# I Think Its Time



## WALKERS (Nov 1, 2006)

From what I am getting I think it all over for now
JOSH:crying:


----------



## kemmer (Dec 5, 2003)

in cuba maybe, but we got a clipper comming wednesday


----------



## WALKERS (Nov 1, 2006)

I could not make the pic bigger without it being all fuzzy.:realmad:


----------



## WALKERS (Nov 1, 2006)

Took my hog out for a ride today.


----------



## WALKERS (Nov 1, 2006)

The lack of snow has given me some time to do some hunting too.
Those squirrels are big down here in CUBA


----------



## ThisIsMe (Oct 31, 2006)

WALKERS;381474 said:


> Took my hog out for a ride today.


LOL Looks more like a hog ridding.

I think that combo needs a CDL.


----------



## Sydenstricker Landscaping (Dec 17, 2006)

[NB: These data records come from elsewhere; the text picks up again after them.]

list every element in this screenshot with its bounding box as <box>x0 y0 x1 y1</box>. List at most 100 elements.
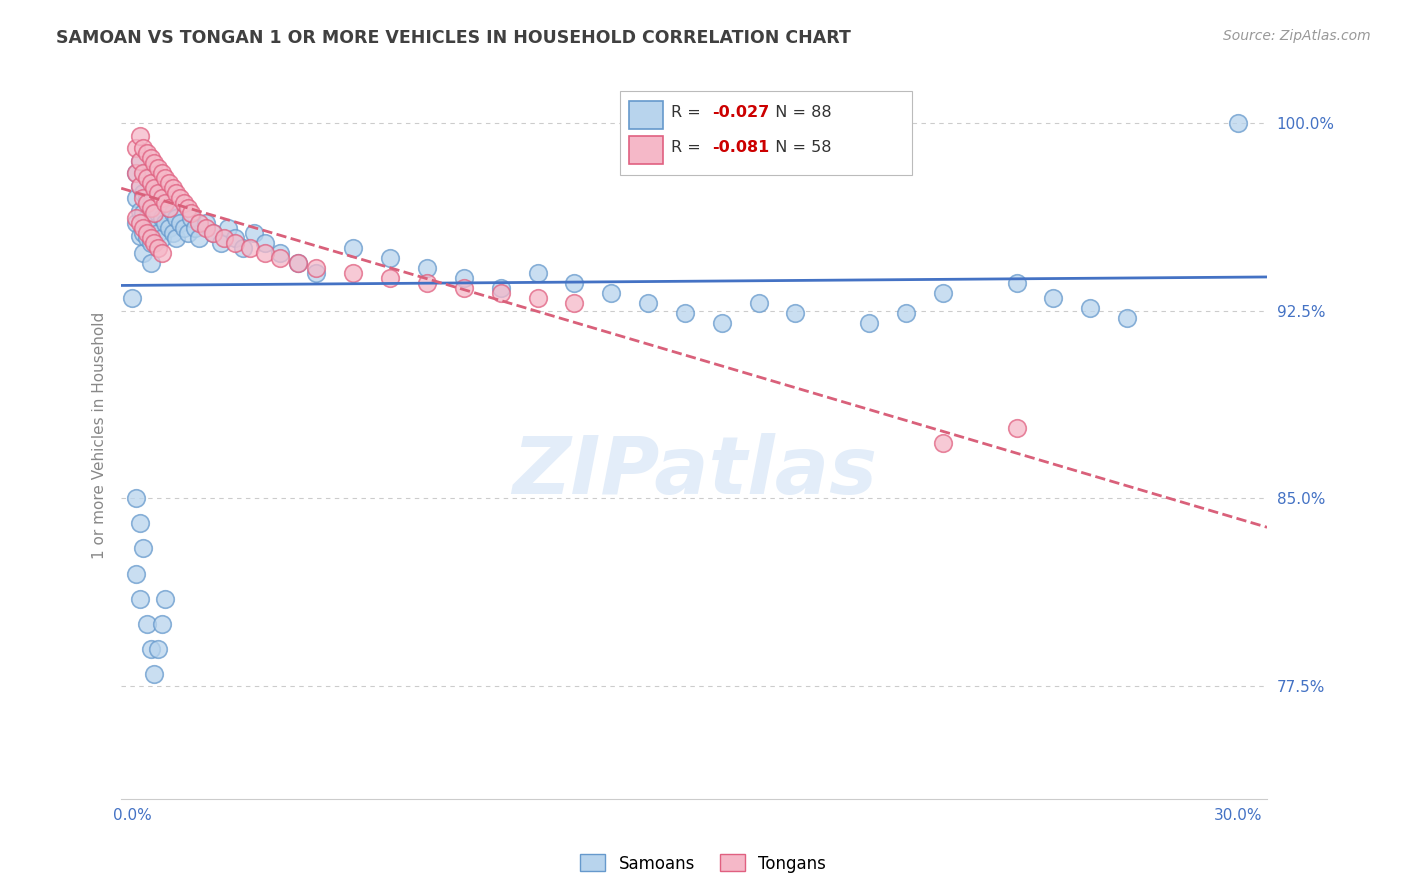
Point <box>166 186 188 200</box>
Point <box>176 226 198 240</box>
Point <box>673 306 696 320</box>
Point <box>150 166 173 180</box>
Point <box>132 166 155 180</box>
Point <box>143 181 166 195</box>
Point <box>143 221 166 235</box>
Point <box>416 261 439 276</box>
Point <box>136 616 159 631</box>
Point <box>342 241 364 255</box>
Point <box>136 226 159 240</box>
Point <box>162 226 184 240</box>
Text: N = 58: N = 58 <box>765 140 832 155</box>
Point <box>128 216 150 230</box>
Point <box>269 246 291 260</box>
Point <box>136 191 159 205</box>
Point <box>132 186 155 200</box>
Point <box>155 591 177 606</box>
Point <box>139 216 162 230</box>
Point <box>157 221 180 235</box>
Text: -0.081: -0.081 <box>713 140 769 155</box>
Point <box>125 566 148 581</box>
Point <box>139 236 162 251</box>
Point <box>146 186 169 200</box>
Point <box>169 191 191 205</box>
Point <box>125 141 148 155</box>
Point <box>180 206 202 220</box>
Text: R =: R = <box>671 105 706 120</box>
Point <box>139 256 162 270</box>
Point <box>305 266 328 280</box>
Point <box>146 206 169 220</box>
Point <box>146 241 169 255</box>
Point <box>143 236 166 251</box>
Point <box>128 178 150 193</box>
Point <box>166 211 188 226</box>
Point <box>143 206 166 220</box>
Text: N = 88: N = 88 <box>765 105 832 120</box>
Point <box>1226 116 1249 130</box>
Point <box>139 196 162 211</box>
Point <box>202 226 225 240</box>
Point <box>146 226 169 240</box>
Point <box>128 128 150 143</box>
Point <box>564 296 586 310</box>
Point <box>194 216 217 230</box>
Y-axis label: 1 or more Vehicles in Household: 1 or more Vehicles in Household <box>93 312 107 559</box>
Point <box>162 206 184 220</box>
Point <box>155 171 177 186</box>
Point <box>132 206 155 220</box>
Point <box>224 236 246 251</box>
Point <box>143 666 166 681</box>
Point <box>125 166 148 180</box>
Point <box>136 231 159 245</box>
Point <box>136 196 159 211</box>
Point <box>253 246 276 260</box>
Point <box>132 246 155 260</box>
Point <box>173 221 195 235</box>
Point <box>932 436 955 450</box>
Point <box>239 241 262 255</box>
Point <box>224 231 246 245</box>
Point <box>1042 291 1064 305</box>
Point <box>253 236 276 251</box>
Point <box>150 211 173 226</box>
FancyBboxPatch shape <box>628 136 664 164</box>
Point <box>125 191 148 205</box>
Point <box>287 256 309 270</box>
Text: SAMOAN VS TONGAN 1 OR MORE VEHICLES IN HOUSEHOLD CORRELATION CHART: SAMOAN VS TONGAN 1 OR MORE VEHICLES IN H… <box>56 29 851 46</box>
Point <box>489 281 512 295</box>
Point <box>143 156 166 170</box>
Point <box>150 231 173 245</box>
Point <box>132 141 155 155</box>
Point <box>894 306 917 320</box>
Point <box>155 196 177 211</box>
Point <box>1078 301 1101 316</box>
Point <box>710 316 733 330</box>
Point <box>125 211 148 226</box>
Point <box>136 211 159 226</box>
Point <box>526 291 548 305</box>
Point <box>162 181 184 195</box>
Point <box>146 641 169 656</box>
Point <box>139 151 162 165</box>
Point <box>858 316 880 330</box>
Point <box>202 226 225 240</box>
Point <box>143 201 166 215</box>
FancyBboxPatch shape <box>620 91 912 175</box>
Point <box>1005 421 1028 435</box>
Text: ZIPatlas: ZIPatlas <box>512 434 876 511</box>
Point <box>139 641 162 656</box>
Point <box>269 251 291 265</box>
Point <box>416 276 439 290</box>
Point <box>166 231 188 245</box>
Point <box>637 296 659 310</box>
Point <box>1116 311 1139 326</box>
Point <box>169 216 191 230</box>
Point <box>139 231 162 245</box>
Point <box>243 226 266 240</box>
Point <box>785 306 807 320</box>
FancyBboxPatch shape <box>628 102 664 128</box>
Point <box>155 216 177 230</box>
Point <box>1005 276 1028 290</box>
Text: Source: ZipAtlas.com: Source: ZipAtlas.com <box>1223 29 1371 43</box>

That is too good Josh!!! Almost fell out of my chair laughing at this!!!!


----------



## WALKERS (Nov 1, 2006)

SYDEN
CHECK OUT THE OHIO THREAD SOMETHING THERE JUST FOR YOU:salute:


----------



## JeepCreepn01 (Oct 31, 2005)

WALKERS;381481 said:


> The lack of snow has given me some time to do some hunting too.
> Those squirrels are big down here in CUBA


haha thats my new avatar picture on jeepforum


----------



## WALKERS (Nov 1, 2006)

I have more.
You should get MAIL WED or tomorrow.
JOSH


----------